Since 2011, RHHP has become an important global health experience for Jefferson medical students participating in the recently developed College Within a College program (CWiC), a 4-year interprofessional primary care co-curricular elective program in population and community health. Through involvement in CWiC, students traveling to Rwanda participate in formal didactic training in public health prior to travel and are required to use the problem-solving paradigm in public health to rigorously consider, evaluate, and report on their global health immersion experience in Rwanda. Although RHHP has continued to be a grassroots, student-driven project, the inclusion of the project experience as part of a formal educational curriculum in medicine and public health has strengthened the education and professional value of the immersion experience for participating students.

The central mission of the RHHP is rooted in continuity and sustainability with the goal of community independence, with continuous monitoring of existing projects and community empowerment. Through an international travel fellowship program at TJU, students can apply for funding for international travel (to date, 59 students have been granted more than $63,000 in funding for travel to Rwanda). In its second year, Jeff HEALTH received 501c status for fund-raising purposes and has been the recipient of more than $30,000 in local and national grant funding.

Although Jeff HEALTH members typically only spend 1 to 2 months in Rwanda during the summer, the organization continuously monitors existing projects through its partnership with the RVCP and its participating Rwandan medical students. RVCP members selected for the Jeff HEALTH exchange program perform monthly visits and assessments of village health and income-generating projects. The continual monitoring of projects by local representatives who help villagers problem solve, address challenges, and recognize opportunities for improvement has been invaluable to the continuity and sustainability of Jeff HEALTH projects and the organizational relationship with the participating villages.

To date, 85 students from the fields of medicine, public health, nursing, pharmacy, occupational therapy, and physical therapy have traveled to Rwanda as part of Jeff HEALTH and RHHP. As the RHHP experience becomes more integrated with a formalized global health curriculum at TJU, there is an increasing emphasis on supporting scholarly activ¬ity among returning students. As a result, more students are designing, implementing, and presenting institutional review board–approved research projects related to their work in Rwanda. Multiple publications and national presentations have resulted from the RHHP program.

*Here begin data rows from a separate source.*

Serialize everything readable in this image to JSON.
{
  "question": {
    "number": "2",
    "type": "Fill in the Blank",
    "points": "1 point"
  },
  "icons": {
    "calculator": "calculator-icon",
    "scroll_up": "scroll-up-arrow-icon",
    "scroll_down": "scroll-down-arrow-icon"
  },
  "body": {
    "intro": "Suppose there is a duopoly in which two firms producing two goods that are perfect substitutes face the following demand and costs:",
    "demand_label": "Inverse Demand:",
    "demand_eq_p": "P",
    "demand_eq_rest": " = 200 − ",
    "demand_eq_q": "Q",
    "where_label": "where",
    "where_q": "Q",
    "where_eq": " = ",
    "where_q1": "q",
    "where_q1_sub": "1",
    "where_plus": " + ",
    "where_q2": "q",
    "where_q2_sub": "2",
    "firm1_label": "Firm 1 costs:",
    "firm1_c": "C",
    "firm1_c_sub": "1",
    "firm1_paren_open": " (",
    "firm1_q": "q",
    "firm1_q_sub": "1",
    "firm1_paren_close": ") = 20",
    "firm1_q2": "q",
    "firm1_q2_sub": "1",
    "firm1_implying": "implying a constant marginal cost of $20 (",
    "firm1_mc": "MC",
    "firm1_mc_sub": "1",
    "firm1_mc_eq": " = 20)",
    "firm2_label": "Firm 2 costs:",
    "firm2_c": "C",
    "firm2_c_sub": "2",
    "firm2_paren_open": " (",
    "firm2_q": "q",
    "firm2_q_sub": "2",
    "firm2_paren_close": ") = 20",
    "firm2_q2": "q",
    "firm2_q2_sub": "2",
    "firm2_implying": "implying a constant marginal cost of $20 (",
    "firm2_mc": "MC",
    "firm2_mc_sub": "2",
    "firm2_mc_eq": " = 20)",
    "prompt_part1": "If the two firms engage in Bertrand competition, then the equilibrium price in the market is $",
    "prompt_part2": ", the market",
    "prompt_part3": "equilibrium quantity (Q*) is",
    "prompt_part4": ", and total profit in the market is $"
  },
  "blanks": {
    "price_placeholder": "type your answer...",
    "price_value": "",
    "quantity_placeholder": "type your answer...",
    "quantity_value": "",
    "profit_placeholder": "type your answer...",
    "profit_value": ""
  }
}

Starting in 2011, faculty from the DFCM began developing a clinical program in Rwanda for advanced medical students, residents, and faculty from TJU. Focusing on the principles of reciprocal education, this program is built on the RVCP-Jeff HEALTH peer mentorship networks. Through these networks, members of the TJU community have the opportunity to expand beyond the village-based public health programs and work with the exchange RVCP graduates at different institutions within the Rwandan health sector, thereby providing a more comprehensive and collaborative global health education experience. To date, four TJU faculty, two family medicine residents, and two OB/GYN residents have travelled to Rwanda for educational and clinical capacity building.